Resistance was futile. Every time you wanted to send a message or read a message from your Apple or Android phones that your friends and family shared with you, you got the equivalent of a punch in mouth, which demanded you to switch to its messaging app. Most people did not want to install another Facebook app as they believed Facebook already had too much presence in their life, but in the course of using Facebook it was impossible to avoid sending someone a message or wanting to read a message that someone sends you. It was like a someone kept hitting you until you’re drubbed into surrendered. Facebook reported that 600 million users surrendered and raised their white flag to install the messenger app and started using it.

David Marcus, Facebook’s VP of Messaging Products, admits that the transition at virtual gunpoint “was actually not a super popular move when it happened.” But come 2015, today at Facebook’s F8 developer conference, the company made some announcements, revealing why it was so vital to make that move.

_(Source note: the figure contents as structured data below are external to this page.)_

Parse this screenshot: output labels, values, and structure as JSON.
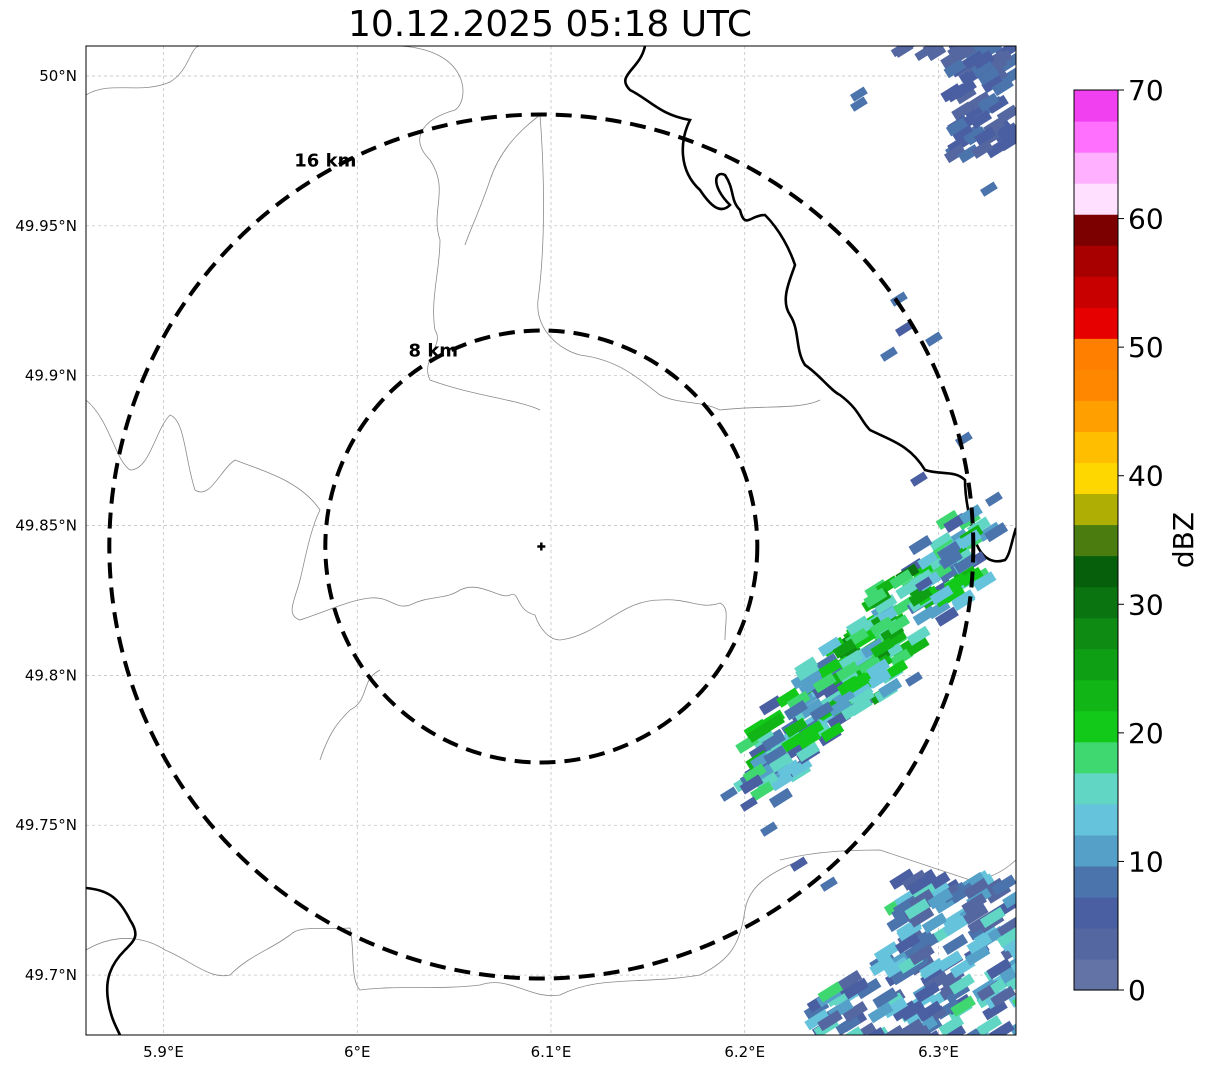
{
  "title": "10.12.2025 05:18 UTC",
  "map": {
    "lon_range": [
      5.86,
      6.34
    ],
    "lat_range": [
      49.68,
      50.01
    ],
    "center": {
      "lon": 6.095,
      "lat": 49.843
    },
    "x_ticks": [
      {
        "value": 5.9,
        "label": "5.9°E"
      },
      {
        "value": 6.0,
        "label": "6°E"
      },
      {
        "value": 6.1,
        "label": "6.1°E"
      },
      {
        "value": 6.2,
        "label": "6.2°E"
      },
      {
        "value": 6.3,
        "label": "6.3°E"
      }
    ],
    "y_ticks": [
      {
        "value": 50.0,
        "label": "50°N"
      },
      {
        "value": 49.95,
        "label": "49.95°N"
      },
      {
        "value": 49.9,
        "label": "49.9°N"
      },
      {
        "value": 49.85,
        "label": "49.85°N"
      },
      {
        "value": 49.8,
        "label": "49.8°N"
      },
      {
        "value": 49.75,
        "label": "49.75°N"
      },
      {
        "value": 49.7,
        "label": "49.7°N"
      }
    ],
    "rings": [
      {
        "radius_km": 8,
        "label": "8 km"
      },
      {
        "radius_km": 16,
        "label": "16 km"
      }
    ],
    "gridlines": true
  },
  "colorbar": {
    "label": "dBZ",
    "min": 0,
    "max": 70,
    "ticks": [
      {
        "value": 0,
        "label": "0"
      },
      {
        "value": 10,
        "label": "10"
      },
      {
        "value": 20,
        "label": "20"
      },
      {
        "value": 30,
        "label": "30"
      },
      {
        "value": 40,
        "label": "40"
      },
      {
        "value": 50,
        "label": "50"
      },
      {
        "value": 60,
        "label": "60"
      },
      {
        "value": 70,
        "label": "70"
      }
    ],
    "colors": [
      "#6473a6",
      "#5467a0",
      "#4a5fa2",
      "#4b74ad",
      "#55a0c8",
      "#66c3dc",
      "#62d6c4",
      "#3fd870",
      "#12c91a",
      "#11b516",
      "#0f9f14",
      "#0e8b12",
      "#0a7410",
      "#06600b",
      "#4a7c0f",
      "#aeae05",
      "#ffd700",
      "#ffbe00",
      "#ffa000",
      "#ff8700",
      "#ff7f00",
      "#e60000",
      "#c80000",
      "#a80000",
      "#7d0000",
      "#ffe0ff",
      "#ffb0ff",
      "#ff70ff",
      "#f040f0"
    ]
  }
}
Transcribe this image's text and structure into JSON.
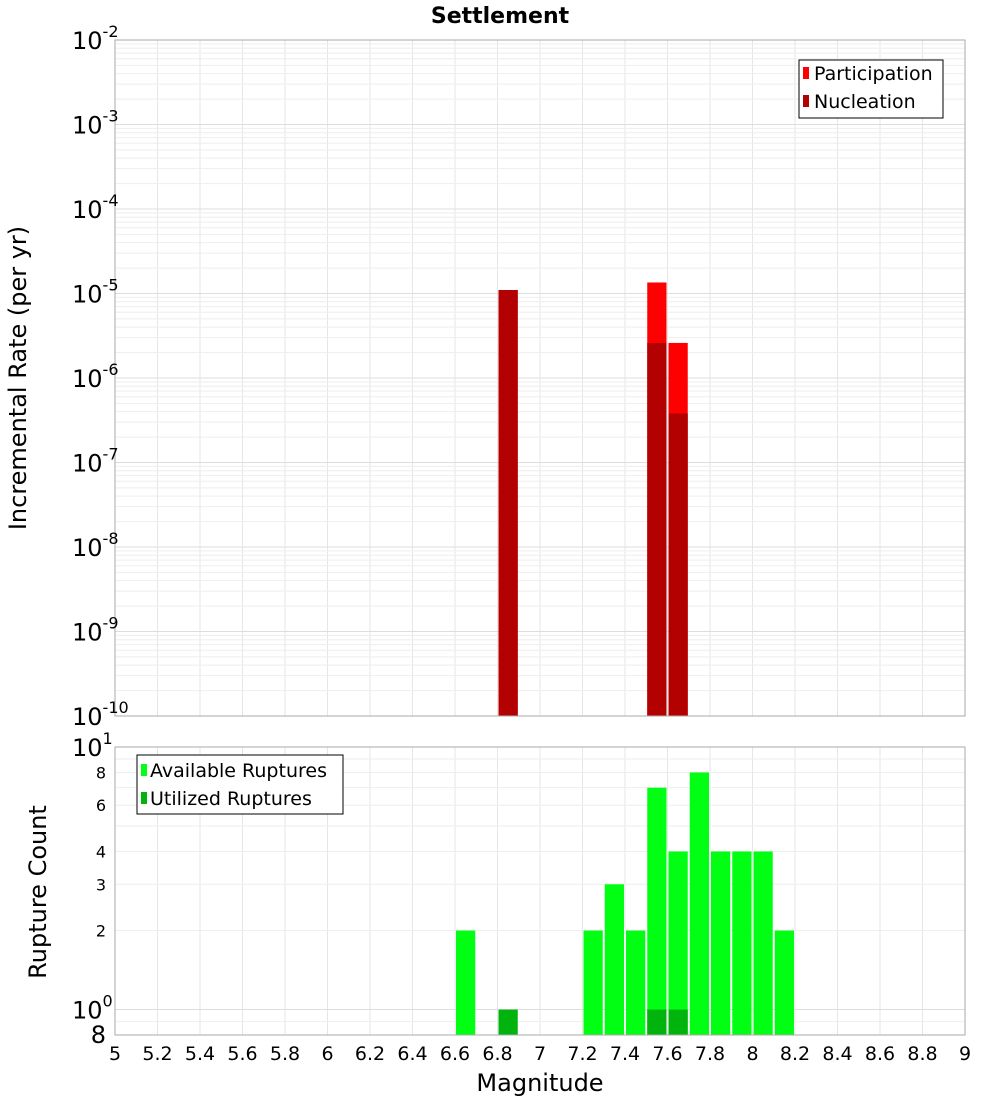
{
  "chart_data": [
    {
      "type": "bar",
      "title": "Settlement",
      "xlabel": "",
      "ylabel": "Incremental Rate (per yr)",
      "xlim": [
        5,
        9
      ],
      "ylim": [
        1e-10,
        0.01
      ],
      "yscale": "log",
      "grid": true,
      "legend_placement": "top-right",
      "bar_width": 0.1,
      "y_tick_exponents": [
        -10,
        -9,
        -8,
        -7,
        -6,
        -5,
        -4,
        -3,
        -2
      ],
      "series": [
        {
          "name": "Participation",
          "color": "#ff0000",
          "x": [
            6.85,
            7.55,
            7.65
          ],
          "values": [
            1.1e-05,
            1.35e-05,
            2.6e-06
          ]
        },
        {
          "name": "Nucleation",
          "color": "#b30000",
          "x": [
            6.85,
            7.55,
            7.65
          ],
          "values": [
            1.1e-05,
            2.6e-06,
            3.8e-07
          ]
        }
      ]
    },
    {
      "type": "bar",
      "title": "",
      "xlabel": "Magnitude",
      "ylabel": "Rupture Count",
      "xlim": [
        5,
        9
      ],
      "ylim": [
        0.8,
        10
      ],
      "yscale": "log",
      "grid": true,
      "legend_placement": "top-left",
      "bar_width": 0.1,
      "x_ticks": [
        "5",
        "5.2",
        "5.4",
        "5.6",
        "5.8",
        "6",
        "6.2",
        "6.4",
        "6.6",
        "6.8",
        "7",
        "7.2",
        "7.4",
        "7.6",
        "7.8",
        "8",
        "8.2",
        "8.4",
        "8.6",
        "8.8",
        "9"
      ],
      "y_minor_ticks": [
        "2",
        "3",
        "4",
        "6",
        "8"
      ],
      "y_bottom_label": "8",
      "series": [
        {
          "name": "Available Ruptures",
          "color": "#00ff13",
          "x": [
            6.65,
            7.25,
            7.35,
            7.45,
            7.55,
            7.65,
            7.75,
            7.85,
            7.95,
            8.05,
            8.15
          ],
          "values": [
            2,
            2,
            3,
            2,
            7,
            4,
            8,
            4,
            4,
            4,
            2
          ]
        },
        {
          "name": "Utilized Ruptures",
          "color": "#00b30d",
          "x": [
            6.85,
            7.55,
            7.65
          ],
          "values": [
            1,
            1,
            1
          ]
        }
      ]
    }
  ]
}
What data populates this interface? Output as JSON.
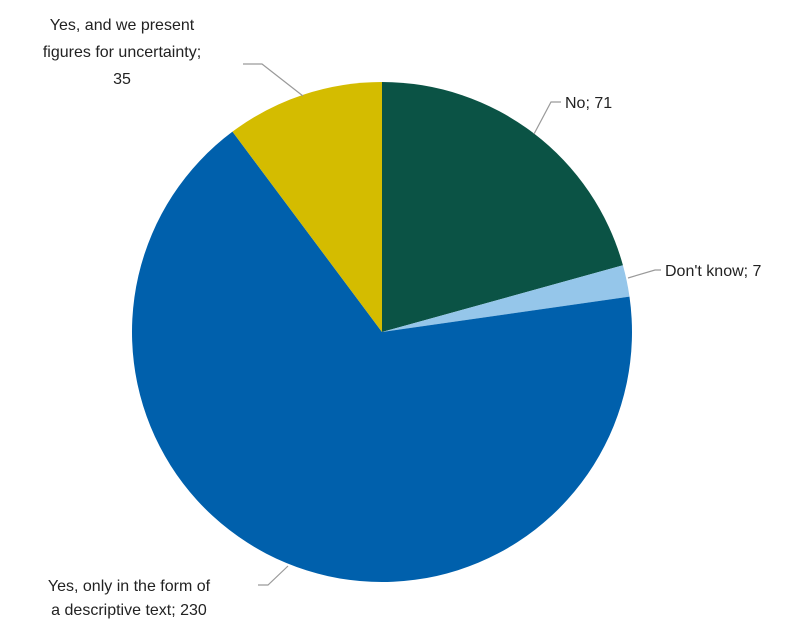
{
  "chart_data": {
    "type": "pie",
    "title": "",
    "slices": [
      {
        "label": "No",
        "value": 71,
        "color": "#0b5345",
        "display": [
          "No; 71"
        ]
      },
      {
        "label": "Don't know",
        "value": 7,
        "color": "#95c6ea",
        "display": [
          "Don't know; 7"
        ]
      },
      {
        "label": "Yes, only in the form of a descriptive text",
        "value": 230,
        "color": "#0060ac",
        "display": [
          "Yes, only in the form of",
          "a descriptive text; 230"
        ]
      },
      {
        "label": "Yes, and we present figures for uncertainty",
        "value": 35,
        "color": "#d4bc00",
        "display": [
          "Yes, and we present",
          "figures for uncertainty;",
          "35"
        ]
      }
    ],
    "start_angle": "12 o'clock",
    "direction": "clockwise",
    "legend": "none",
    "data_labels": "outside with leader lines"
  }
}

The real deal today is Messenger is no longer part of Facebook but is a standalone platform to perform wide variety of instant communication with not your family and friends but also with businesses you may be dealing with. It competes with all other Messaging services such as Hike, Hangout, Snapchat, Line and its very own WhatsApp by offering a wide collection of features, many of them fueled by the limitless imagination and self-interest of thousands of outside software developers. Using Messenger to share sports clips and movie trailers. You will not only be able to make voice calls on Messenger (that happened months ago), but make payments to friends and retailers (that happened last week) and conduct ongoing dialogues with airlines, package and delivery services.

Some of these new functions might replace activities that were formerly performed on ones browser. Others allowing you to do things you might have done in other apps — or other Messenger services. But most notably, Messenger is cutting in on email.

Facebook always believed that the asynchronous nature of email was unsuited to the instant, always-on flow of the “social graph” that attaches us to our connections, and has long been trying to offer an escape from the inbox. While Messenger isnlt trying to kill of email, it is trying to reduce its use for various modes of communication.

In fact hoping, that Messenger will become as integrated into your life as its main app is. Right now, in terms of time spent by users, the number one app by far is Facebook. By drawing functionality away from those others, Facebook is aspiring to make Messenger a second home for mobile users, the go-to place for instant communications.

No wonder its ascension is the major announcement in today’s massive developer conference.

The idea does sound exciting to have our business on instant communication rather then asynch nature of email but only time will tell how people react and use it.

But for now we have another platform that promises to make our lives more easier, making us more connected with not only people but with businesses too!